Jennifer Sweeney, 38, has received a combined 95-year sentence in state prison for the killing of 41-year-old Tyrita Julius. She must serve 85 percent of that time under the state's No Early Release Act.
The first attempted killing was in Union County in November 2015. Julius was driving with her teenage daughter when a barrage of gunfire passed through their vehicle.
Linden police arrived at the scene on Middlesex Street to find the vehicle had crashed into a utility pole near Julius's home. She had been shot eight times, while her daughter had been shot once.
Somehow, they both survived the shooting. But only a few months later, Julius's family would again fear the worst.
On March 9, 2016, her mother reported to police that Julius was missing. She said that Julius had been spending time with a friend in Tinton Falls.
Months later, investigators connected the shooting to Julius's disappearance.
They found her body on August 16, 2016, in the backyard of a home belonging to Long Branch resident Andre Harris. Julius had been wrapped in two garbage bags with the electrical cord used to strangle her still around her neck.

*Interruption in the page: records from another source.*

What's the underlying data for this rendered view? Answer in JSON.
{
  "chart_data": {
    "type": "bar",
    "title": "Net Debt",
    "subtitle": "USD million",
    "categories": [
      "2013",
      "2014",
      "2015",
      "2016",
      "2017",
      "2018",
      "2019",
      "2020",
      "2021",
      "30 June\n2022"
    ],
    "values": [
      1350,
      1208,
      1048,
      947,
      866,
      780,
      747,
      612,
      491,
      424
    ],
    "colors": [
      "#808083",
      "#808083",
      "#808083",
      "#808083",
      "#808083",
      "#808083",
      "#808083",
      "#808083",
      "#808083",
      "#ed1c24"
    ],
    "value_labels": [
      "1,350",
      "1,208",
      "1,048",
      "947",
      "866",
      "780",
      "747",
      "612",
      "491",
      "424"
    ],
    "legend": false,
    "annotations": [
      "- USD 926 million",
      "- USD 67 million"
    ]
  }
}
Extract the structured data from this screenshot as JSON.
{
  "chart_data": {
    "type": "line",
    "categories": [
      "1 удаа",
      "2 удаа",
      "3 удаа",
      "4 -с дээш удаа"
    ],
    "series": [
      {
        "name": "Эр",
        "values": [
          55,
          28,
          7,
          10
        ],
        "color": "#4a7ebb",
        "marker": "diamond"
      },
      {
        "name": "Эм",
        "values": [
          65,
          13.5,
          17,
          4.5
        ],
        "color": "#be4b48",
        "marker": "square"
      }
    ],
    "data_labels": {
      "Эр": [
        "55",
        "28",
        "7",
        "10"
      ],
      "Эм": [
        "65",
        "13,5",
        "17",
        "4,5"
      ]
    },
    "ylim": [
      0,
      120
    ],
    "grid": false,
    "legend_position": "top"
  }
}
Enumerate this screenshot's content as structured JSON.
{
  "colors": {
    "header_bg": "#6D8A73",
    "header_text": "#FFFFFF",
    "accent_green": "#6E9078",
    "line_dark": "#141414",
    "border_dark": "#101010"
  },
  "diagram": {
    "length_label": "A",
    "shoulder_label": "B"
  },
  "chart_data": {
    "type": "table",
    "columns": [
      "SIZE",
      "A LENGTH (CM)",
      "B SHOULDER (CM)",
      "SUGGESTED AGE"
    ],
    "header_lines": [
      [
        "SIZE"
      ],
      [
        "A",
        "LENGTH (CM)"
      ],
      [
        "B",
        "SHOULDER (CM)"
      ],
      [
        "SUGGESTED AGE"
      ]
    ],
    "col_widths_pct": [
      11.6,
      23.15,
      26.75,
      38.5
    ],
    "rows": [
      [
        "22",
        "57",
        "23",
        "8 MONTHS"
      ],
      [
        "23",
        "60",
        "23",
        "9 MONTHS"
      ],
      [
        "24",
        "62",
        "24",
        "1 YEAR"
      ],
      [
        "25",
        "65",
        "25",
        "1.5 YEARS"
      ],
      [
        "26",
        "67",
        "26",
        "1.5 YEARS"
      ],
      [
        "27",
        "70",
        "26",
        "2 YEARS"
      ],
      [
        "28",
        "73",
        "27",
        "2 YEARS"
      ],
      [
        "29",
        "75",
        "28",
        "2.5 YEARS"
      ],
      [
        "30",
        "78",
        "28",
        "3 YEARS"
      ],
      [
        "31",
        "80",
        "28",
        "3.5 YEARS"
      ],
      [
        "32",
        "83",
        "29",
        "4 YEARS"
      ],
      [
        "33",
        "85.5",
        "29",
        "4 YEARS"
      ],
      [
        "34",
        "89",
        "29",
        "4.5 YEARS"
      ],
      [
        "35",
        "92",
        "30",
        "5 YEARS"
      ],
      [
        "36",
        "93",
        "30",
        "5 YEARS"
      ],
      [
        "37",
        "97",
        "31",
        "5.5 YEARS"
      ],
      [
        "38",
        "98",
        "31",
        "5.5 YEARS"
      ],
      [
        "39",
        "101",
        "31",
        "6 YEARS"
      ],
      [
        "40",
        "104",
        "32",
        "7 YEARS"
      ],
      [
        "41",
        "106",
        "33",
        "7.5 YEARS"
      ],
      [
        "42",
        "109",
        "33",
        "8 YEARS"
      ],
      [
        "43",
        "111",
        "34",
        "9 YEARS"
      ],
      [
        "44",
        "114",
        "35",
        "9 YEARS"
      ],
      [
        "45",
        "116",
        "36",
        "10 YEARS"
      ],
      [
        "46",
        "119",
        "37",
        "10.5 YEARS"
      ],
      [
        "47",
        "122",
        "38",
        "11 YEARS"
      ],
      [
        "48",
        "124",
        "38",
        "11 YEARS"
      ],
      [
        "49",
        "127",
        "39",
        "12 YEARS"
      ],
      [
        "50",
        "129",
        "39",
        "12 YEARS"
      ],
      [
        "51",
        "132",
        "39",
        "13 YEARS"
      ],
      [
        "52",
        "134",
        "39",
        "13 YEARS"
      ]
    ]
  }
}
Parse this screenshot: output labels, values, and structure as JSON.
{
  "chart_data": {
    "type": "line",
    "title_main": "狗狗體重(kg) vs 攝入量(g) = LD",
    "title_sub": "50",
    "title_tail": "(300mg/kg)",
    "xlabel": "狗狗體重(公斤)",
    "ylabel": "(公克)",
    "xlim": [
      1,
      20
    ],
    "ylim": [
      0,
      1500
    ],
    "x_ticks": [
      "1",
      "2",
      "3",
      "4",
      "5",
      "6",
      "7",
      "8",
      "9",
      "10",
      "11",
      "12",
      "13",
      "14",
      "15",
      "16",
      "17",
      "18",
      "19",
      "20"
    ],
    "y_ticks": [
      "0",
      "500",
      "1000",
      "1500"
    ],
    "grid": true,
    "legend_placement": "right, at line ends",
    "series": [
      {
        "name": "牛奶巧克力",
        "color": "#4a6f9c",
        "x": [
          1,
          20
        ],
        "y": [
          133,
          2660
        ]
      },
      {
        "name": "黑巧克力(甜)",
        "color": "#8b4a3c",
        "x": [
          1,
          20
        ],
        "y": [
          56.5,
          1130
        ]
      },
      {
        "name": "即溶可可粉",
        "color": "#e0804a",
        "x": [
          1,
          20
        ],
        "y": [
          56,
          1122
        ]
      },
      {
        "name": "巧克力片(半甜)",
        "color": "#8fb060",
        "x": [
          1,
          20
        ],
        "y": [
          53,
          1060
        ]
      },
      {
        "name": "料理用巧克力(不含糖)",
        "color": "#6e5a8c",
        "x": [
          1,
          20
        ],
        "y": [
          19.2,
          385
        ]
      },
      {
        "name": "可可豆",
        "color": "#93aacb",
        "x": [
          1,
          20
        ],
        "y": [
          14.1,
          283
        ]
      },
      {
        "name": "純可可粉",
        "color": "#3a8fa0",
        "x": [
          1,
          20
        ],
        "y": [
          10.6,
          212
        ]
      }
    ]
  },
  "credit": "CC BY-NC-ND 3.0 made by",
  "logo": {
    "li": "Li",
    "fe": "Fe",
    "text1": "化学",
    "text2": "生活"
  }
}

Prosecutors then charged Harris and Sweeney with conspiring to kill Julius.
Harris pleaded guilty to carrying out the Nov. 2015 shooting and received a 16-year prison sentence. He testified against Sweeney at her trial last year.
Acting Monmouth County Prosecutor Lori Linskey called Sweeney's sentence fitting for her "genuinely monstrous crimes."
"This defendant’s actions were callous, calculated, and vicious, and ended the life of a woman beloved by her family and friends," Linskey said.